Canadian Manufacturing

Unifor takes over Northstar Aerospace manufacturing plant in Milton, Ont.

by Canadian Staff   

Canadian Manufacturing
Financing Human Resources Manufacturing Operations Supply Chain Technology / IIoT Aerospace

Union members and supporters have set up a picket line outside the facility and vowed to demonstrate around the clock

The union set up a picket line at the Milton, Ont. plant at 4 a.m. Aug. 10. PHOTO: Jerry Dias/Twitter

MILTON, Ont.—Unifor has taken control of the Northstar Aerospace facility in Milton, Ont., demanding that the company fund a 24 per cent pension deficit before the plant closes in September.

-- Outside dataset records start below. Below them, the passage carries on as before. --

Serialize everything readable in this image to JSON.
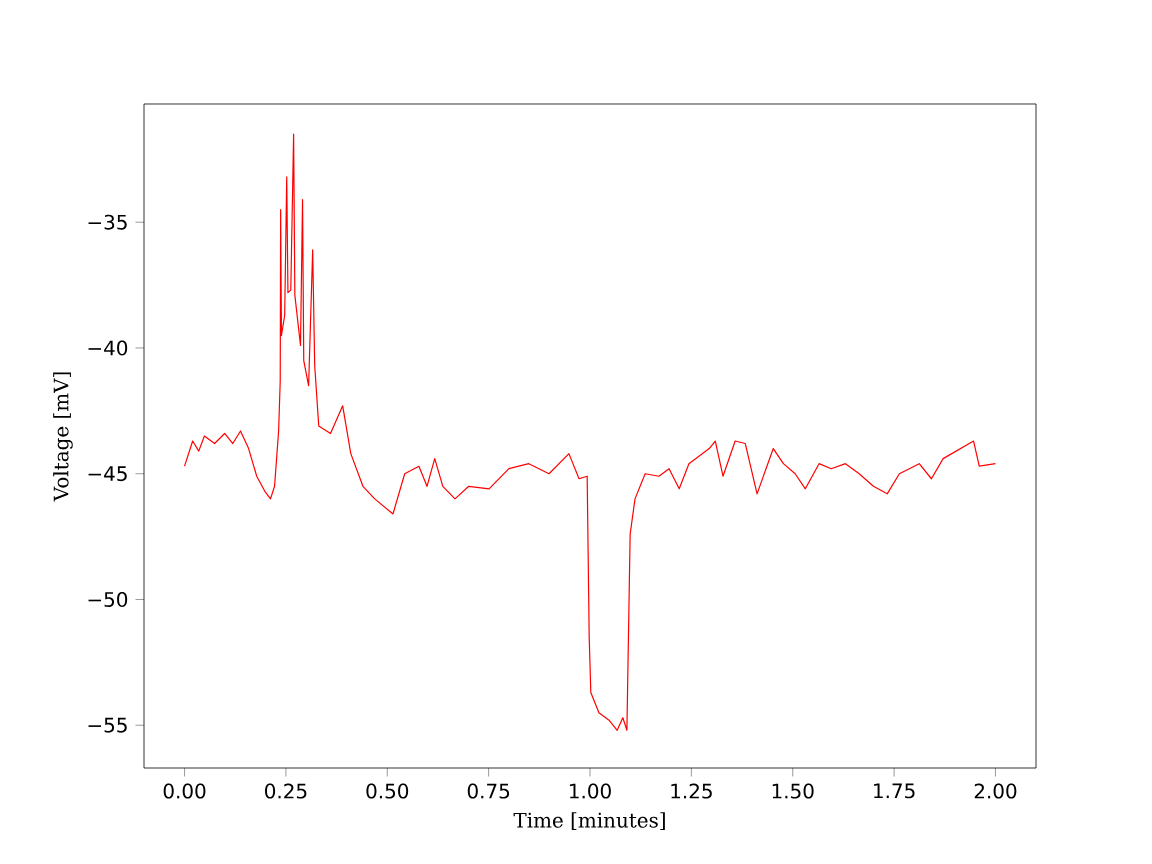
{
  "chart_data": {
    "type": "line",
    "xlabel": "Time [minutes]",
    "ylabel": "Voltage [mV]",
    "xlim": [
      -0.1,
      2.1
    ],
    "ylim": [
      -56.7,
      -30.3
    ],
    "xticks": [
      {
        "value": 0,
        "label": "0.00"
      },
      {
        "value": 0.25,
        "label": "0.25"
      },
      {
        "value": 0.5,
        "label": "0.50"
      },
      {
        "value": 0.75,
        "label": "0.75"
      },
      {
        "value": 1,
        "label": "1.00"
      },
      {
        "value": 1.25,
        "label": "1.25"
      },
      {
        "value": 1.5,
        "label": "1.50"
      },
      {
        "value": 1.75,
        "label": "1.75"
      },
      {
        "value": 2,
        "label": "2.00"
      }
    ],
    "yticks": [
      {
        "value": -55,
        "label": "−55"
      },
      {
        "value": -50,
        "label": "−50"
      },
      {
        "value": -45,
        "label": "−45"
      },
      {
        "value": -40,
        "label": "−40"
      },
      {
        "value": -35,
        "label": "−35"
      }
    ],
    "marker": "none",
    "line_style": "solid",
    "series": [
      {
        "color": "#ff0000",
        "x": [
          0,
          0.02,
          0.035,
          0.049,
          0.074,
          0.099,
          0.119,
          0.138,
          0.158,
          0.178,
          0.198,
          0.212,
          0.222,
          0.232,
          0.236,
          0.237,
          0.239,
          0.247,
          0.252,
          0.255,
          0.262,
          0.269,
          0.272,
          0.286,
          0.291,
          0.294,
          0.306,
          0.316,
          0.321,
          0.331,
          0.36,
          0.39,
          0.41,
          0.44,
          0.469,
          0.514,
          0.543,
          0.578,
          0.598,
          0.617,
          0.637,
          0.667,
          0.701,
          0.751,
          0.8,
          0.849,
          0.899,
          0.948,
          0.973,
          0.993,
          0.998,
          1.002,
          1.022,
          1.047,
          1.067,
          1.081,
          1.091,
          1.099,
          1.111,
          1.136,
          1.17,
          1.195,
          1.22,
          1.244,
          1.294,
          1.309,
          1.328,
          1.358,
          1.383,
          1.412,
          1.452,
          1.477,
          1.506,
          1.531,
          1.565,
          1.595,
          1.63,
          1.664,
          1.699,
          1.733,
          1.763,
          1.812,
          1.842,
          1.871,
          1.946,
          1.96,
          2.0
        ],
        "values": [
          -44.7,
          -43.7,
          -44.1,
          -43.5,
          -43.8,
          -43.4,
          -43.8,
          -43.3,
          -44.0,
          -45.1,
          -45.7,
          -46.0,
          -45.5,
          -43.3,
          -41.3,
          -34.5,
          -39.5,
          -38.7,
          -33.2,
          -37.8,
          -37.7,
          -31.5,
          -37.9,
          -39.9,
          -34.1,
          -40.5,
          -41.5,
          -36.1,
          -40.7,
          -43.1,
          -43.4,
          -42.3,
          -44.2,
          -45.5,
          -46.0,
          -46.6,
          -45.0,
          -44.7,
          -45.5,
          -44.4,
          -45.5,
          -46.0,
          -45.5,
          -45.6,
          -44.8,
          -44.6,
          -45.0,
          -44.2,
          -45.2,
          -45.1,
          -51.5,
          -53.7,
          -54.5,
          -54.8,
          -55.2,
          -54.7,
          -55.2,
          -47.4,
          -46.0,
          -45.0,
          -45.1,
          -44.8,
          -45.6,
          -44.6,
          -44.0,
          -43.7,
          -45.1,
          -43.7,
          -43.8,
          -45.8,
          -44.0,
          -44.6,
          -45.0,
          -45.6,
          -44.6,
          -44.8,
          -44.6,
          -45.0,
          -45.5,
          -45.8,
          -45.0,
          -44.6,
          -45.2,
          -44.4,
          -43.7,
          -44.7,
          -44.6
        ]
      }
    ]
  }
}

The union said the move follows an abrupt Northstar decision to relocate equipment at the Milton facility to Chicago and Windsor, Ont., as a result of a lost Boeing contract.

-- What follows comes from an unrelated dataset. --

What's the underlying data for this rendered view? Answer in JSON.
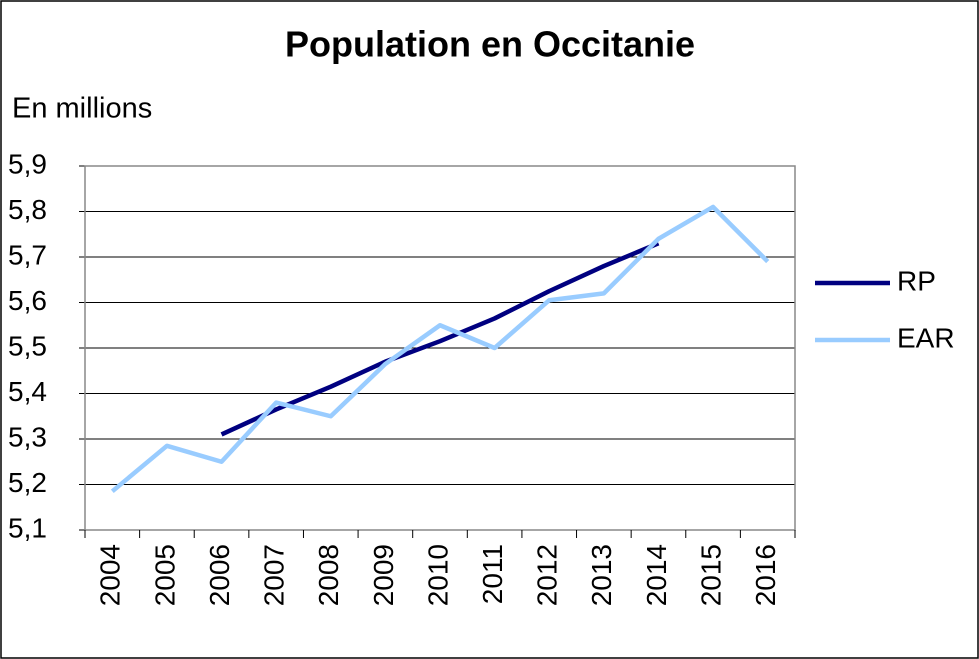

“This action sends a clear message to Northstar that the company cannot short-change workers and the pension of retirees that have made it profitable for so many years,” said Jerry Dias, Unifor’s national president.

While losing the contract makes avoiding closure difficult, the union said there is no financial excuse not to supplement the pension plan in order to protect future and current retirees.


The plant’s impending closure came as a surprise to the facility’s 200 employees. Prior to the announcement, Northstar workers were told that the Milton operation was on solid footing, Unifor said.

Northstar, which builds a range of gears, shafts, and rotor heads at the Milton plant, previously filed for protection under Chapter 11 in the U.S. and Companies’ Creditors Arrangement Act in Canada in 2012, but was acquired by private equity firm Wynnchurch Capital several months later.

Since January 2017, the union’s Local 112 has attempted to negotiate a closure agreement to protect current pension provisions and benefits, but Unifor alleges Northstar’s owners won’t talk.

“We have stopped production at this facility until Northstar holds up its end of a commitment, a commitment to the workers who have made this company flourish,” said Scott McIlmoyle, president of Unifor Local 112. “After months the company has refused to discuss the matter. Time is running out. Northstar needs to do the right thing.”

The union says the 24 per cent pension cut translates to $211 less per month for the average retiree. However, because of the type of pension plan in place, the company is under no legislative obligation to fund the plan.

Unifor members and supporters set up a picket line outside the facility at 4 a.m. Aug. 10 and have vowed to demonstrate around the clock.